Seus irmãos abrir-lhe-ão também com facilidade suas almas. “O Abade só terá sobre cada um deles conhecimentos conjeturais e incertos, observa o Pe. Muard, se eles não tiverem o cuidado de lhe mostrar o fundo de seus corações, de lhe descobrir todos os movimentos e de lhe expor até suas menores dobras”. E ele estabelece que “todos os meses, os beneditinos darão conta ao Abade do estado de sua consciência, de sua mortificação, de seu trabalho intelectual e manual, do estado de sua saúde e das necessidades que eles possam ter.”[21] - “Não se verá nunca um monge sinceramente humilde e desejoso de adquirir a santidade que não seja fiel ao quinto grau da humildade assim como à constante direção.” - “O QUINTO GRAU DA HUMILDADE CONSISTE, diz São Bento, EM QUE POR UMA HUMILDE CONFIDÊNCIA NÃO SE ESCONDA A SEU ABADE NENHUM DOS MAUS PENSAMENTOS QUE SOBREVENHAM AO CORAÇÃO OU AS FALTAS COMETIDAS OCULTAMENTE”[22]. A seu Abade? Por que não a um padre de fora? - “Quando se sente desejos de fazer a direção fora, arrisca-se muito a agir por amor próprio. Temos necessidade de nos conhecermos a nós mesmos e de sermos conhecidos pelas pessoas encarregadas de nos dirigir. E para ser conhecido, é necessário viver junto.”

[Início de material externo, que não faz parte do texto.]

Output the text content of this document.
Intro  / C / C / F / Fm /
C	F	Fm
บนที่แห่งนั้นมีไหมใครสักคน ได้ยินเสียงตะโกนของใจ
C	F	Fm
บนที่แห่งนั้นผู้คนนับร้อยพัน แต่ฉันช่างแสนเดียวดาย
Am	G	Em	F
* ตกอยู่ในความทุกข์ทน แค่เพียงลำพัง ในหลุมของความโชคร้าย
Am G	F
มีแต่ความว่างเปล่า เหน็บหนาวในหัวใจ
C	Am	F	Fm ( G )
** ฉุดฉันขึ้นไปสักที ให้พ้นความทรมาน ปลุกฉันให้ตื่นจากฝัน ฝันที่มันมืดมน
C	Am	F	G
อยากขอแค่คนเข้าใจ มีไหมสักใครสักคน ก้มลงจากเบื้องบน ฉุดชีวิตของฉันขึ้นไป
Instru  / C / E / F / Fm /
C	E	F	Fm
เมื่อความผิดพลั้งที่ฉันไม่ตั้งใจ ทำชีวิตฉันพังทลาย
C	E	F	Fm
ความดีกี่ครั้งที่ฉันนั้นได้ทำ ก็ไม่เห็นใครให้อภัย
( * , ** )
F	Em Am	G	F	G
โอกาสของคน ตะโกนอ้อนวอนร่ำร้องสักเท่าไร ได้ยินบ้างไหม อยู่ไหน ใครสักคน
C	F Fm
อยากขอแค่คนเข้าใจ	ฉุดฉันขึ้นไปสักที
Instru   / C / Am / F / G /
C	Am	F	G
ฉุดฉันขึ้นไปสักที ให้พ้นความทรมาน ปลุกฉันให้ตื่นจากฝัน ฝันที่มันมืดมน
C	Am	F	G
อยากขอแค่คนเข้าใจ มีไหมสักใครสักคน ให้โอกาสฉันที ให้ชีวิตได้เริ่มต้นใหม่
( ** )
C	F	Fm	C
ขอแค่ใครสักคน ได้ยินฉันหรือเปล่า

É obrigatório dizer tudo na direção? - “Se uma falta é secreta, pode-se dizê-la ou não. Há inteira liberdade. O direito dos Superiores é de servi-lo. O senhor não querendo; eles não o servirão. O senhor não a diz, ninguém lhe perguntará a respeito. Se é de seu interesse ter uma grande abertura de coração, os Superiores devem ser também extremamente delicados e eles o são! Eles devem respeitar a sua liberdade, como o próprio Deus a respeita. Mas diga tudo, tudo, a seu Pai. Seja para com ele como uma criança ingênua e simples, e faça isso por espírito de fé, vendo nele a autoridade do próprio Deus. Torne-se perfeito na abertura de alma e na simplicidade infantil para com ele. É um ponto da mais alta importância e do qual depende em grande parte sua santificação. Deus o quer.” - Podemos ficar incomodados, intimidados - “Quando experimentamos timidez, é a nós que devemos acusar.” - Ele brigou comigo, e eu sou susceptível - “Quanto mais os homens estão errados, mais são susceptíveis... e menos eles são capazes de suportar a verdade acerca deles mesmos. É duro advertir surdos voluntários, mostrar a luz a cegos voluntários!” - Temos, entretanto, necessidade de sermos repreendidos - “Em todas as personalidades há remendos a fazer”. - O senhor vai até esse ponto, decididamente, com seus filhos? - “O costume foi mantido quase unanimemente de se poder dizer a cada um o que lhe convém sem rodeios, nem precauções. Isso é proveitoso para eles.”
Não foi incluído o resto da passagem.